May 19, 2022 -- Precision BioSciences is highlighting new research showing that its gene editing drug candidate targeting the hepatitis B virus (HBV) achieved an 85% reduction in covalently closed circular DNA (cccDNA) and a 77% reduction in hepatitis B surface antigen (HBsAg) in HBV-infected primary human hepatocytes (PHH).
Published online in Molecular Therapy, "Targeting the Hepatitis B cccDNA with a Sequence-Specific Arcus Nuclease to Eliminate Hepatitis B Virus In Vivo," shows Precision BioScience's potential drug candidate PBGENE-HBV used in conjunction with its Arcus platform may eliminate virus persistence in patients with chronic hepatitis B.

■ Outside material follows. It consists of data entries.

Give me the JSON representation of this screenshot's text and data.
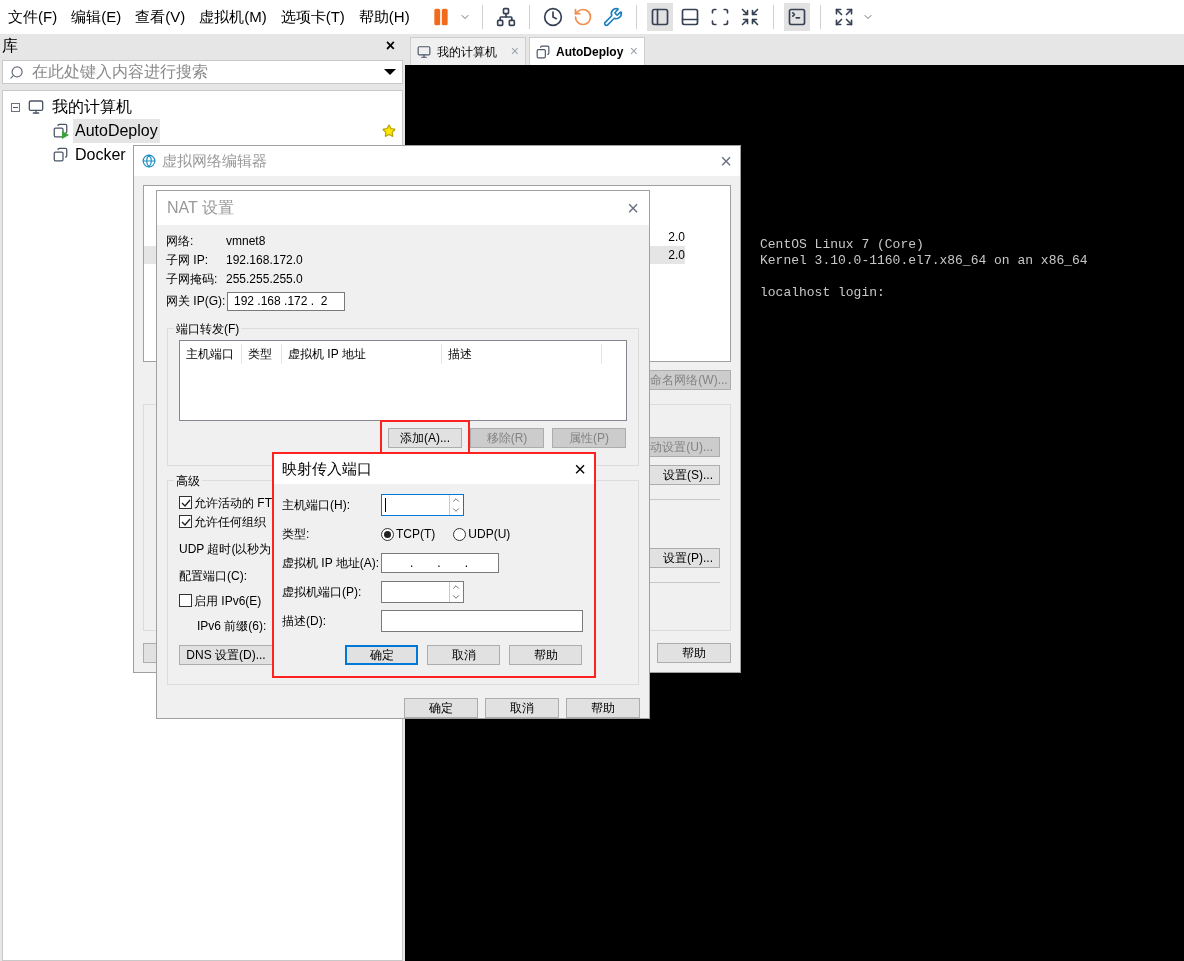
{
  "menu_bar": [
    "文件(F)",
    "编辑(E)",
    "查看(V)",
    "虚拟机(M)",
    "选项卡(T)",
    "帮助(H)"
  ],
  "toolbar": [
    {
      "kind": "pause",
      "selected": false
    },
    {
      "kind": "caret",
      "selected": false
    },
    {
      "kind": "sep"
    },
    {
      "kind": "send",
      "selected": false
    },
    {
      "kind": "sep"
    },
    {
      "kind": "snapshot",
      "selected": false
    },
    {
      "kind": "revert",
      "selected": false
    },
    {
      "kind": "manage",
      "selected": false
    },
    {
      "kind": "sep"
    },
    {
      "kind": "library",
      "selected": true
    },
    {
      "kind": "thumbs",
      "selected": false
    },
    {
      "kind": "fullscreen",
      "selected": false
    },
    {
      "kind": "unity",
      "selected": false
    },
    {
      "kind": "sep"
    },
    {
      "kind": "console",
      "selected": true
    },
    {
      "kind": "sep"
    },
    {
      "kind": "stretch",
      "selected": false
    },
    {
      "kind": "caret",
      "selected": false
    }
  ],
  "library": {
    "title": "库",
    "close": "×",
    "search": {
      "placeholder": "在此处键入内容进行搜索"
    },
    "tree": [
      {
        "label": "我的计算机",
        "expanded": true,
        "children": [
          {
            "label": "AutoDeploy",
            "selected": true,
            "running": true,
            "favorite": true
          },
          {
            "label": "Docker",
            "selected": false,
            "running": false
          }
        ]
      }
    ]
  },
  "tabs": [
    {
      "label": "我的计算机",
      "selected": false,
      "close": "×"
    },
    {
      "label": "AutoDeploy",
      "selected": true,
      "close": "×"
    }
  ],
  "console": [
    [
      "CentOS Linux 7 (Core)",
      "Kernel 3.10.0-1160.el7.x86_64 on an x86_64"
    ],
    [
      "localhost login:"
    ]
  ],
  "network_editor": {
    "title": "虚拟网络编辑器",
    "close": "×",
    "rows": [
      {
        "subnet": "2.0",
        "selected": false
      },
      {
        "subnet": "2.0",
        "selected": true
      }
    ],
    "rename_button": {
      "label": "命名网络(W)...",
      "disabled": true
    },
    "side_buttons": [
      {
        "label": "动设置(U)...",
        "disabled": true
      },
      {
        "label": "设置(S)...",
        "disabled": false
      },
      {
        "label": "设置(P)...",
        "disabled": false
      }
    ],
    "bottom_right": "帮助"
  },
  "nat_settings": {
    "title": "NAT 设置",
    "close": "×",
    "info": [
      {
        "label": "网络:",
        "value": "vmnet8"
      },
      {
        "label": "子网 IP:",
        "value": "192.168.172.0"
      },
      {
        "label": "子网掩码:",
        "value": "255.255.255.0"
      }
    ],
    "gateway": {
      "label": "网关 IP(G):",
      "value": "192 .168 .172 .  2"
    },
    "port_forwarding": {
      "label": "端口转发(F)",
      "columns": [
        "主机端口",
        "类型",
        "虚拟机 IP 地址",
        "描述"
      ],
      "buttons": [
        {
          "label": "添加(A)...",
          "disabled": false,
          "highlighted": true
        },
        {
          "label": "移除(R)",
          "disabled": true,
          "highlighted": false
        },
        {
          "label": "属性(P)",
          "disabled": true,
          "highlighted": false
        }
      ]
    },
    "advanced": {
      "label": "高级",
      "items": [
        {
          "kind": "checkbox",
          "label": "允许活动的 FT",
          "checked": true
        },
        {
          "kind": "checkbox",
          "label": "允许任何组织",
          "checked": true
        },
        {
          "kind": "text",
          "label": "UDP 超时(以秒为"
        },
        {
          "kind": "text",
          "label": "配置端口(C):"
        },
        {
          "kind": "checkbox",
          "label": "启用 IPv6(E)",
          "checked": false
        },
        {
          "kind": "indent",
          "label": "IPv6 前缀(6):"
        },
        {
          "kind": "button",
          "label": "DNS 设置(D)..."
        }
      ]
    },
    "buttons": [
      "确定",
      "取消",
      "帮助"
    ]
  },
  "port_mapping": {
    "title": "映射传入端口",
    "close": "×",
    "highlighted": true,
    "host_port": {
      "label": "主机端口(H):",
      "focused": true
    },
    "type": {
      "label": "类型:",
      "options": [
        {
          "label": "TCP(T)",
          "selected": true
        },
        {
          "label": "UDP(U)",
          "selected": false
        }
      ]
    },
    "vm_ip": {
      "label": "虚拟机 IP 地址(A):",
      "separators": [
        ".",
        ".",
        "."
      ]
    },
    "vm_port": {
      "label": "虚拟机端口(P):",
      "focused": false
    },
    "description": {
      "label": "描述(D):"
    },
    "buttons": [
      {
        "label": "确定",
        "default": true
      },
      {
        "label": "取消",
        "default": false
      },
      {
        "label": "帮助",
        "default": false
      }
    ]
  }
}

The researchers evaluated Arcus in vivo by developing novel mouse and non-human primate models that used an episomal adeno-associated virus (AAV) containing a portion of the HBV genome to serve as a surrogate for cccDNA. A lipid nanoparticle containing Arcus mRNA was administered and in addition to the 85% decrease in the cccDNA surrogate in both episomal models, the researchers noticed a 96% reduction of HBsAg in mice. In addition, the optimized specificity of the Arcus nuclease completely prevented detectable chromosomal translocations in the PHH model, according to Precision BioSciences.
The research was conducted in collaboration with Gilead Sciences and Acuitas Therapeutics.